… “We need innovation in abortion care,” says Elisa Wells, co-founder and co-director of Plan C, an advocacy organization that provides information about access to medication abortion. Even in states like New York, where there are few legal restrictions to providing abortion care, people seeking out the service are limited to a handful of clinics mostly based in major cities. Wait times can be long and appointments limited and at inconvenient times. Even something as simple as increasing the number of abortion providers could have a dramatic impact on women’s access and experience — and yet fewer than 2,000 doctors in the U.S. provide abortion services.
If so many reproductive health care startups recognize and understand that abortion is an essential component of women’s health, why are so few stepping up to disrupt abortion access and make the service effortless to obtain?
Abortion providers in the U.S. face a number of challenges, including the punitive legal restrictions, which are on the rise across the country. While the laws passed by Georgia and Alabama are often difficult to enforce (if not outright unconstitutional), onlookers say the restrictions have a chilling effect on doctors and clinics that might otherwise offer abortion services.
Providers also face a business model that requires them to provide a high-cost service to an often low-income client base. On top of that, providing abortion is still stigmatized work — work that can put a physician in the crosshairs of potentially violent anti-abortion zealots. “Why does anyone do this work?” says Melissa Grant, co-founder and COO of the abortion provider Carafem, with a laugh.

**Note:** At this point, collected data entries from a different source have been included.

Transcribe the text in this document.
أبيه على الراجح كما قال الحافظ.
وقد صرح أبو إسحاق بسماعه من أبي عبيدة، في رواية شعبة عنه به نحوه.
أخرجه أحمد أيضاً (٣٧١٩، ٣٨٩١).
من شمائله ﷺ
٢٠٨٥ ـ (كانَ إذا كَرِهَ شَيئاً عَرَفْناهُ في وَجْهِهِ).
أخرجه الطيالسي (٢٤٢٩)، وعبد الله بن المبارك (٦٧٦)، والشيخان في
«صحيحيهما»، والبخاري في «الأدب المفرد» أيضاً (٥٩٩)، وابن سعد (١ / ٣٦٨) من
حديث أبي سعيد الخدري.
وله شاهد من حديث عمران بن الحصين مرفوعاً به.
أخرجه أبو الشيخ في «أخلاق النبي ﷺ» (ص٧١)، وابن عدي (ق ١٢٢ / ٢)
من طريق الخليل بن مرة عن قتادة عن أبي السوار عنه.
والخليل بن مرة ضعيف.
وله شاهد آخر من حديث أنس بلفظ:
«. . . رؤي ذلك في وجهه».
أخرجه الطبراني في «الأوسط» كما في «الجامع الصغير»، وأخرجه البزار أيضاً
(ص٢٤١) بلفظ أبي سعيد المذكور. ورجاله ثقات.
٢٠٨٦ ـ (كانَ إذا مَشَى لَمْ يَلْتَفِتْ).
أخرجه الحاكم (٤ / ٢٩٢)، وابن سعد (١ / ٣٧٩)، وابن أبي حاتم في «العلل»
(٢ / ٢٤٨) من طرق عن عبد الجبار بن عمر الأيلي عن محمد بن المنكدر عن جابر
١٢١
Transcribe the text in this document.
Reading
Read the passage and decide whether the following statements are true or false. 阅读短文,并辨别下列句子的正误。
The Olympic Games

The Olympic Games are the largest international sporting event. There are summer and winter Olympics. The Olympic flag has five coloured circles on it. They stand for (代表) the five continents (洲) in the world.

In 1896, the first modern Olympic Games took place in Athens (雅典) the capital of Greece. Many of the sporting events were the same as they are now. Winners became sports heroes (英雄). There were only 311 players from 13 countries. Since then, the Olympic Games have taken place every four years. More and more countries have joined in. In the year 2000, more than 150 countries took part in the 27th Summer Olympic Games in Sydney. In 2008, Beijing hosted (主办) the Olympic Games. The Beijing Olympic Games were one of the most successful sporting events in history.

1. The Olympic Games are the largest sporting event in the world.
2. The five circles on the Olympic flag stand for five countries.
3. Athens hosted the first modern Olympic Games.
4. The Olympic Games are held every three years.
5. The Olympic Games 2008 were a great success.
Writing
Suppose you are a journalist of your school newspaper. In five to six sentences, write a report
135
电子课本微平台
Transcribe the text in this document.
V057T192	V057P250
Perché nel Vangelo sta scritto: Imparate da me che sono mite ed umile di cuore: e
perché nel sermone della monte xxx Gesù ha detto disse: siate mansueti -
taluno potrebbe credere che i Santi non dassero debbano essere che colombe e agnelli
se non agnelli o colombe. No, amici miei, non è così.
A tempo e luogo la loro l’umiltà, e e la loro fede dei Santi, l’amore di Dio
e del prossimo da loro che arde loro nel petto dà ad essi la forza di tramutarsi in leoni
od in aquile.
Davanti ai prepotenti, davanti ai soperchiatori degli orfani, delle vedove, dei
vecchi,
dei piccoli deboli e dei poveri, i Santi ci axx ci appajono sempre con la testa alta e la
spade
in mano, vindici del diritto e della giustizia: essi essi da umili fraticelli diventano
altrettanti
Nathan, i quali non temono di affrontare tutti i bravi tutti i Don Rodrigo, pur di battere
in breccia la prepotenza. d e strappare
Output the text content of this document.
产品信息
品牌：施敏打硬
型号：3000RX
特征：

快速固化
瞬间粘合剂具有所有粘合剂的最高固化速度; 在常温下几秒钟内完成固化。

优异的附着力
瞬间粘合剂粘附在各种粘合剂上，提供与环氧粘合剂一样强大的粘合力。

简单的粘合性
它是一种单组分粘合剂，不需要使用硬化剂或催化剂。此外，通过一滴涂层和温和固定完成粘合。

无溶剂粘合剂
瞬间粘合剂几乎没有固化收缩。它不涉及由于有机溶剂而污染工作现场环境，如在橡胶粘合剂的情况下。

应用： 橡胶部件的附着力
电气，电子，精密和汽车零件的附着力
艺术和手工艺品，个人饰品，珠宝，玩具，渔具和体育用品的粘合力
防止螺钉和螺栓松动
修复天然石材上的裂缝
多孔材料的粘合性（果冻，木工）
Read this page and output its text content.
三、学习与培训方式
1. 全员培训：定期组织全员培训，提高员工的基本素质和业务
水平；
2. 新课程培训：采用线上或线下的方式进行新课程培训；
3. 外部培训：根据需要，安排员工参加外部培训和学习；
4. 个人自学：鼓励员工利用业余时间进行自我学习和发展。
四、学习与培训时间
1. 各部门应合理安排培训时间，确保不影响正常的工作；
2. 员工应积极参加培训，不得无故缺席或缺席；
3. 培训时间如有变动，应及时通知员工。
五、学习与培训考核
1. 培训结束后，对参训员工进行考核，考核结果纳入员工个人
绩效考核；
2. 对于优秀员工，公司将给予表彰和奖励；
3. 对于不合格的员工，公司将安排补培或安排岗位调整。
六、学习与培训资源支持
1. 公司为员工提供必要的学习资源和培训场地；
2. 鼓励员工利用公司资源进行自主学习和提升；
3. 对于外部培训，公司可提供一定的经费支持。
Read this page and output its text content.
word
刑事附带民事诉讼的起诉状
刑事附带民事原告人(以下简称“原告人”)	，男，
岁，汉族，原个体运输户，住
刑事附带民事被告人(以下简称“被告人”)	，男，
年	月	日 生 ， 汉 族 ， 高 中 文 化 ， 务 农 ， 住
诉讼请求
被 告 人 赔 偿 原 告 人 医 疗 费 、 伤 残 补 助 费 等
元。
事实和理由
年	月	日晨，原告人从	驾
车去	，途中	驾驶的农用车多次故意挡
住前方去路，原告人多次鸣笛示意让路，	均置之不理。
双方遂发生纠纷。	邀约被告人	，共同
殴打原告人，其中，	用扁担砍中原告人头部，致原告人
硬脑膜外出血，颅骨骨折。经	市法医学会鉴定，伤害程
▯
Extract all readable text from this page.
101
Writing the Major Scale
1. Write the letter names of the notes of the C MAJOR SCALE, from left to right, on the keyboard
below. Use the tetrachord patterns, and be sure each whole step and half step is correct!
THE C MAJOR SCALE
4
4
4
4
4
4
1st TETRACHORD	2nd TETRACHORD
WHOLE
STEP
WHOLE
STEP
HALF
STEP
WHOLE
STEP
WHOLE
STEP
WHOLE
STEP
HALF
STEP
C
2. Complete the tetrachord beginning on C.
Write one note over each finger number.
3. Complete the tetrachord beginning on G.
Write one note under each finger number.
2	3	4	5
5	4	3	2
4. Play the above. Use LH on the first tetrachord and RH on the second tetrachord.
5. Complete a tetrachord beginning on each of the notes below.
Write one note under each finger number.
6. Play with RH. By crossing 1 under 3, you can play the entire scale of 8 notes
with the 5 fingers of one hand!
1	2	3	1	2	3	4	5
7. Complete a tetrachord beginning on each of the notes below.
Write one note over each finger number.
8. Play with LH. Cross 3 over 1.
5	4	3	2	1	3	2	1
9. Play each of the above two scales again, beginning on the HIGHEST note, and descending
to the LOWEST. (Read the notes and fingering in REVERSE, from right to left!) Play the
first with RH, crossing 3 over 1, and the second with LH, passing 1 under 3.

Carafem is an anomaly. It’s a new health care company that’s investing in and streamlining reproductive health care using modern technology. Abortion is their primary service.
Grant came to Carafem after years of working with family-planning organizations across the U.S. As she worked to connect people to abortion providers, she became frustrated with the barriers to access, and she wanted to figure out a way to make it easier to get an abortion. Her co-founder, Christopher Purdy, came from a more international background — as CEO of DKT International, he spent his career improving contraceptive marketing and messaging in the developing world — and the job left him befuddled about the state of abortion access in one of the richest countries in the world. “He pondered out loud why it was possible that in some areas of the U.S. it was more challenging to get an abortion than to get one in Ethiopia,” Grant says. (While Ethiopian law places some restrictions on who can have an abortion, the service is available at the majority of venues that are capable for providing abortion, including 98% of the country’s public hospitals.)